Under Ohio law, if a person is denied “the full enjoyment of the accommodations, advantages, facilities, and privileges of the place of public accommodation” for reasons not applicable to all persons regardless of sex, the place has engaged in sex discrimination. In 2005, the Ohio legislature adopted the breastfeeding law in response to a federal court’s ruling the prior year that a store’s policy of requiring female customers to breast-feed in the restroom or outside of the store did not constitute sex discrimination. With Ohio’s breast-feeding law in place, such a store, for example, would engage in sex discrimination if it denied a mother the right to breastfeed anywhere in the store the mother is allowed to be.

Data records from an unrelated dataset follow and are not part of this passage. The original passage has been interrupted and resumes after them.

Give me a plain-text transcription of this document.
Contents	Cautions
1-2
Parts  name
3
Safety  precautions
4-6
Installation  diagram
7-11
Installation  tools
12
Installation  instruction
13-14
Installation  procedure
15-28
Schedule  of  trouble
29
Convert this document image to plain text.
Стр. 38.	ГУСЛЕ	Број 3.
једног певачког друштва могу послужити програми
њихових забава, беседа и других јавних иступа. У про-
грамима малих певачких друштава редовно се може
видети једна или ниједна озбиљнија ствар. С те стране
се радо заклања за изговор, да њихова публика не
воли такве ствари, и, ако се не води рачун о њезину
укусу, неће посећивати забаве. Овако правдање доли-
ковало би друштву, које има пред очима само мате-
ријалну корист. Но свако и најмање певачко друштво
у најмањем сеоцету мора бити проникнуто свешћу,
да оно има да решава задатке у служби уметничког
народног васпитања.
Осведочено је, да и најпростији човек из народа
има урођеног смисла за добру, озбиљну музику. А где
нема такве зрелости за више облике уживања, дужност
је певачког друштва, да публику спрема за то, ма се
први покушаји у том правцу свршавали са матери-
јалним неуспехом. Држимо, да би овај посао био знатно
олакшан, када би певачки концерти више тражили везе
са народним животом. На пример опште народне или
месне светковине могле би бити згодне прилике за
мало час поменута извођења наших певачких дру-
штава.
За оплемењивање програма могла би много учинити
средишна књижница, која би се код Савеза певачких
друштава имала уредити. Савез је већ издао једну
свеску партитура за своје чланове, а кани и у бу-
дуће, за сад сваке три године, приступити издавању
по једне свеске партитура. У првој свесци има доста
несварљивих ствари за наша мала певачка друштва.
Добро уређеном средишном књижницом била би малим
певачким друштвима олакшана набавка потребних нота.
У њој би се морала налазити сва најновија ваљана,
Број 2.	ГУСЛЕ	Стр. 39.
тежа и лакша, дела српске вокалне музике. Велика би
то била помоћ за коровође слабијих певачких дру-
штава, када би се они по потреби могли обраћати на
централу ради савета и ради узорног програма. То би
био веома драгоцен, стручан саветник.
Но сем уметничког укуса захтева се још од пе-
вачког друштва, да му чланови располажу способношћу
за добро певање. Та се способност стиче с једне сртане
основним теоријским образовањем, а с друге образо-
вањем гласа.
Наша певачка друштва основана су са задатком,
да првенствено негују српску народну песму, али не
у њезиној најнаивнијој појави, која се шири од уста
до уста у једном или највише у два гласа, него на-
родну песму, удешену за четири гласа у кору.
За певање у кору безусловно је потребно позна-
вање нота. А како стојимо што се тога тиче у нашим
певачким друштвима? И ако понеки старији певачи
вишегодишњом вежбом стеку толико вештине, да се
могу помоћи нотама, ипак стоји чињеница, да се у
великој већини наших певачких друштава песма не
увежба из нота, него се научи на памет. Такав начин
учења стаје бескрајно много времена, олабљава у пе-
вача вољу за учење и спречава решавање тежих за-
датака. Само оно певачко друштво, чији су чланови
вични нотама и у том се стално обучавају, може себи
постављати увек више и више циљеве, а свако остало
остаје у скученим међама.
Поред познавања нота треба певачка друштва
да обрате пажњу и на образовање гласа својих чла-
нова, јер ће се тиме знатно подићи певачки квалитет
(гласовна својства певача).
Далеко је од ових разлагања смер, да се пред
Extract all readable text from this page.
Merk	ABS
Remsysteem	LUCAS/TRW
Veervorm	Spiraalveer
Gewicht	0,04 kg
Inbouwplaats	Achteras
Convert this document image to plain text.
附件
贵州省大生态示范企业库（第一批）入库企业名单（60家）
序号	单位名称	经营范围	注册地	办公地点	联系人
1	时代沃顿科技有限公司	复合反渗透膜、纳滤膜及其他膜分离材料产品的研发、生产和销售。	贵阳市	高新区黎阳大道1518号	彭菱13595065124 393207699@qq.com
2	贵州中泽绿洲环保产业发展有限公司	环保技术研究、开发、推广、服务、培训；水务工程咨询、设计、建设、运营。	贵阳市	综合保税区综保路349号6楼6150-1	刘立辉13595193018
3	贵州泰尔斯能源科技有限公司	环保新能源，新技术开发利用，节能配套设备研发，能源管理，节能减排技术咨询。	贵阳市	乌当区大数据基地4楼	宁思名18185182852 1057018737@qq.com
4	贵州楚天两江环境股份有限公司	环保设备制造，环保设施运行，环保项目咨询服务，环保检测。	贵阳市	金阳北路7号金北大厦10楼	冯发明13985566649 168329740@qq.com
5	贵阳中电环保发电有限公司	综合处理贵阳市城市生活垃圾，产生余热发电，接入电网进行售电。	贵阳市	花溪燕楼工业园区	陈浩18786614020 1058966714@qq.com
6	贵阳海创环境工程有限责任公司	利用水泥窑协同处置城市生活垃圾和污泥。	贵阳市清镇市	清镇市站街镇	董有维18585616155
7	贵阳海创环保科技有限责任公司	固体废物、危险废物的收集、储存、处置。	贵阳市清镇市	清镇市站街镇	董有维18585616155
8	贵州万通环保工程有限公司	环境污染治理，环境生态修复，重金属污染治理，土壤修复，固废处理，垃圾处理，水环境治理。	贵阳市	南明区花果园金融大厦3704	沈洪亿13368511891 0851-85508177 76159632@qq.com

OCRC Ruling and Settlement
In April 2007, the OCRC issued a “probable cause” finding. The OCRC viewed the evidence sufficient to conclude that more likely than not, the center engaged in discrimination. This determination is the OCRC’s first ruling on a sex discrimination claim premised upon Ohio’s breastfeeding law.
Just recently, the fitness center entered into a settlement agreement with the female patron and the OCRC. While not admitting to any wrongdoing, the center agreed to pay the female patron and the Ohio Breastfeeding Coalition each $2,500. The center also agreed to change its policy so that a mother is permitted to breast-feed her baby in any location of the center wherein the mother otherwise is permitted. The center must notify all current members of its fitness centers about the policy change, train employees about the terms of the settlement agreement, and post the international breast-feeding symbol, shown here:
International breast-feeding symbol
Reminder for Employers
With its first ruling under its belt, the OCRC has set the stage to hear future discrimination claims of this sort. While Ohio’s breast-feeding law governs the relationship between a place of public accommodation (i.e., store, restaurant, bank) and individuals who are attempting to enjoy the accommodations or privileges of that place (i.e., customers, patrons), employers must nonetheless be mindful. If an employer has a place of public accommodation on its premises, the employer must permit breast-feeding in the public areas of its locations. If you are such an employer, we suggest you give the manager in charge of such a place of public accommodation a refresher on the rights of the breast-feeding patrons.